Hmm, interesting!
Ok, so this suggests that either nothing has precipitated out of solution, or if it has, it's too small to be caught by the filter paper. The cloudy appearance suggests to me that something is scattering the light, and is therefore probably in a solid rather than liquid phase. What grade filter paper did you use, and do you have any finer ones available?
Also note that, whilst the ingredients are nominally all water-soluble, the effect of combining them can do interesting things - for example, forming new compounds that are less soluble, or reducing the saturation point such that part of the content of something may cease to be soluble.
Used grade 1.I will redo couple of bottles again to ensure my staff did in correct way.

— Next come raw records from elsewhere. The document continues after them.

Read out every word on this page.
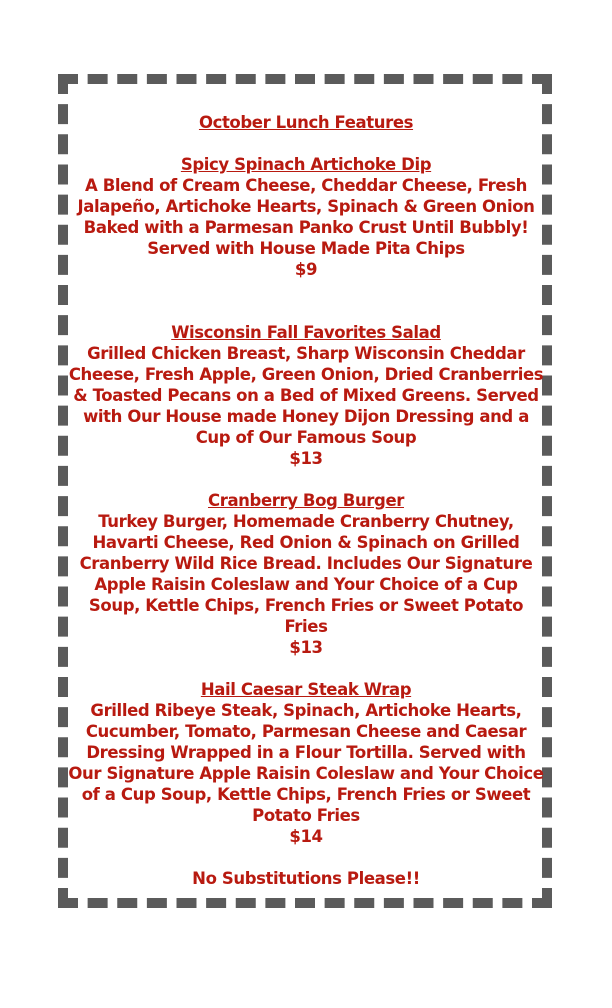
October Lunch Features
Spicy Spinach Artichoke Dip
A Blend of Cream Cheese, Cheddar Cheese, Fresh Jalapeño, Artichoke Hearts, Spinach & Green Onion Baked with a Parmesan Panko Crust Until Bubbly! Served with House Made Pita Chips
$9
Wisconsin Fall Favorites Salad
Grilled Chicken Breast, Sharp Wisconsin Cheddar Cheese, Fresh Apple, Green Onion, Dried Cranberries & Toasted Pecans on a Bed of Mixed Greens. Served with Our House made Honey Dijon Dressing and a Cup of Our Famous Soup
$13
Cranberry Bog Burger
Turkey Burger, Homemade Cranberry Chutney, Havarti Cheese, Red Onion & Spinach on Grilled Cranberry Wild Rice Bread. Includes Our Signature Apple Raisin Coleslaw and Your Choice of a Cup Soup, Kettle Chips, French Fries or Sweet Potato Fries
$13
Hail Caesar Steak Wrap
Grilled Ribeye Steak, Spinach, Artichoke Hearts, Cucumber, Tomato, Parmesan Cheese and Caesar Dressing Wrapped in a Flour Tortilla. Served with Our Signature Apple Raisin Coleslaw and Your Choice of a Cup Soup, Kettle Chips, French Fries or Sweet Potato Fries
$14
No Substitutions Please!!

Filtered potable mains? What sort of filter? May be academic in this case, but can have a bearing in some circumstances, with certain weirder occasional issues with soft driks products.
I think it might be council water but I will check with our contract manufacturer.

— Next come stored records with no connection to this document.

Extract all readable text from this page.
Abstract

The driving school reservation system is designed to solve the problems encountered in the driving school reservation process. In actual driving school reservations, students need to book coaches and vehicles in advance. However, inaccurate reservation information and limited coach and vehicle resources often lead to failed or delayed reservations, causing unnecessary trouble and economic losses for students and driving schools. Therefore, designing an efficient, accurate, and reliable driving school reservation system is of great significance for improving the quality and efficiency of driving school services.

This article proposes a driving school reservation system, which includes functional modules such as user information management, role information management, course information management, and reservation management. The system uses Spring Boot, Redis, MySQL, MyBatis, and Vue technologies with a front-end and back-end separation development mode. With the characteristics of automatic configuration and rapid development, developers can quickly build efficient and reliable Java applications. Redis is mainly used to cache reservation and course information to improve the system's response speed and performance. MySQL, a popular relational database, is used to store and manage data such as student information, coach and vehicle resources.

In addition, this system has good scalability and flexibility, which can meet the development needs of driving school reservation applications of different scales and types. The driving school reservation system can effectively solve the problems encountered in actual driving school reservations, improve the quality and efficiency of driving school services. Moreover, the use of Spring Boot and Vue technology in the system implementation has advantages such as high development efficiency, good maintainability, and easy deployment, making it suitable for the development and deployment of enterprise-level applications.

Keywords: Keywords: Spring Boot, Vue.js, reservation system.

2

That looks like a fairly notable difference to me. Are you able to measure titratable acidity? The results imply that the acid content has increased, which makes me wonder about e.g. lactic/acetic acid production by bacteria.
When are the microbiological results due?
Results are due late next week. Will keep you informed. Will ask lab to do titratable acidity in case micro results are high.
Is the sugar just standard sucrose? If so, I wouldn't expect this to have this type of impact. With glucose you can occasionally see formation solid crystals if the glucose content is high, particularly if the product is subjected to repeated changes in temperature. Given what you've said about the drink, I wouldn't have thought this is likely here though.
Cane sugar.
What is your filling setup? e.g. is this a multi-head filler?
I've seen issues where there is a subtle issue with one head in a multi-head unit, resulting in micro problems with a proportion of bottles spread throughout a batch. With some types of issue it can even be the case that not every bottle from the "bad" head is affected, making it even harder to spot the pattern and diagnose the actual issue.
Is there any post-fill processing, e.g. bath/tunnel pasteurisation?
I had same opinion as well but its contract manufactured and manufacturer said all heads were fine. In fact because No added sugar was done before this one and there is no issue with no added sugar which makes me think that if there was any issue with head/heads I would have issues with no added sugar bottles as well which is not the case.